My family walking along Sandford Walk, named after the minister who stumped up the money to pay for additional trees to be planted beside the pathway.
A very unusual forename - Tusting - justified recording. Other members of the Cocking family were also so named - perhaps it was originally a surname from one of the family members through marriage?
I think this was Mark Firth's monument. He was Sheffield's greatest steel baron, and who was a generous benefactor of the town. This monument is Grade II listed, and was actually erected during his lifetime, and needless to say, the wrought iron work was cast in his own foundry.
The rather splendid memorial to members of the Nicholson family, of Moordale, Sheffield.
As this information board by the abandoned Gothic-style Anglican chapel of 1850 tells, the original inspiration for the cemetery was Egypt, and the Egyptian design was chosen due to strong British trading and military links with that country. The Sheffield cemetery was the first to by built using this Egyptian design.

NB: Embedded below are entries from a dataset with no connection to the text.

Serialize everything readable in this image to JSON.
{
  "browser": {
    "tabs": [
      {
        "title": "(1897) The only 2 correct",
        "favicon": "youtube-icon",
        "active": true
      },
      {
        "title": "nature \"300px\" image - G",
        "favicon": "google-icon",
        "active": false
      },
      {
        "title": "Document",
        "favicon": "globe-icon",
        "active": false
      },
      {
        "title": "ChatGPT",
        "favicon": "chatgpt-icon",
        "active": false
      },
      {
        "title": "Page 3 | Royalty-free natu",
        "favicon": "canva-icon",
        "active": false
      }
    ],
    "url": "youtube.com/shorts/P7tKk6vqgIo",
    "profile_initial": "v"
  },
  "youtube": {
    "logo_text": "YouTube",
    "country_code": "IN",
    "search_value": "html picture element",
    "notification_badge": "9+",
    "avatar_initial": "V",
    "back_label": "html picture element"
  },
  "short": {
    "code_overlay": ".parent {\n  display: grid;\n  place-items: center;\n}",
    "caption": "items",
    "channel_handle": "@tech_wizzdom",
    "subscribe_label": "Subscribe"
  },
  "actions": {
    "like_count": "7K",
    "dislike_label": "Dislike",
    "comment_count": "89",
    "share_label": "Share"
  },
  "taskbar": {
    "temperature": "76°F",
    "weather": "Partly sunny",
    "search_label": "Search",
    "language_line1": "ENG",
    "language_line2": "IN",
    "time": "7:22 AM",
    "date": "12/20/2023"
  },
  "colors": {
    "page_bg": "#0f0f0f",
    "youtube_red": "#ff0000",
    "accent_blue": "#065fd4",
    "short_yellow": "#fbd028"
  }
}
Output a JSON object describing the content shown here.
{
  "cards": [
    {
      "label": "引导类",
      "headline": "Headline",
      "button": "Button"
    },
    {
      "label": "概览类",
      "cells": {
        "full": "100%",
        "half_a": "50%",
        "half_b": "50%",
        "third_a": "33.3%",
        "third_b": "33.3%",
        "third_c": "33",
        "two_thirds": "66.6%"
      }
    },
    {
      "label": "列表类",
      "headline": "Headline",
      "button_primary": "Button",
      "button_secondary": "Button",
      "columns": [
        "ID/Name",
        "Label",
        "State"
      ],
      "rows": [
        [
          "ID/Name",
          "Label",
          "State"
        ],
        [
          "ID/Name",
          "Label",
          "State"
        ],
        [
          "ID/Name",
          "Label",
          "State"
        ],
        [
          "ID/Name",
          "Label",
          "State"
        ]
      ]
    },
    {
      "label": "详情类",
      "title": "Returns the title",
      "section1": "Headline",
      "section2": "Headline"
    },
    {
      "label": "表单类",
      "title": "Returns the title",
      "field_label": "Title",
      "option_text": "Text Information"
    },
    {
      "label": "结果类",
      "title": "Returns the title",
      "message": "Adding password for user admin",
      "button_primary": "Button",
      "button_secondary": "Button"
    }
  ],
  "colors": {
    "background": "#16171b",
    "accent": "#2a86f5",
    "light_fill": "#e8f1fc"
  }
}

Perhaps the Shaws were lovers of wildlife, as the Ferns and Ivy motifs on their headstone show.
Ebernezer hall of Abbeydale Park lived to the grand old age of 90 and saw the entire Victorian era from start to finish
William Parker's superb memorial reflected his position in local society - pretty well near the top!
Meadow Cranesbill, such a pretty flower, and one of the many diverse wild flowers found here. It is a rich landscape supporting many different forms of wildlife. Over 30 different species of bird have been recorded including the resident Tawny owls, Sparrowhawks, Greater Spotted Woodpeckers, Nuthatches and Treecreepers, besides winter migrants such as Redwings and Waxwings.
The bur-like seed heads of Tormentil, very common herb which grows well EVERYWHERE in my garden! It has a simple yellow flower head. Here in the churchyard it grew between recumbent headstones. The name is said to derive from the Latin tormentum, allied to tummy ache and tooth ache, both of which this herb is supposed to relieve. The plant is a natural astringent, and used to be used in the tanning process.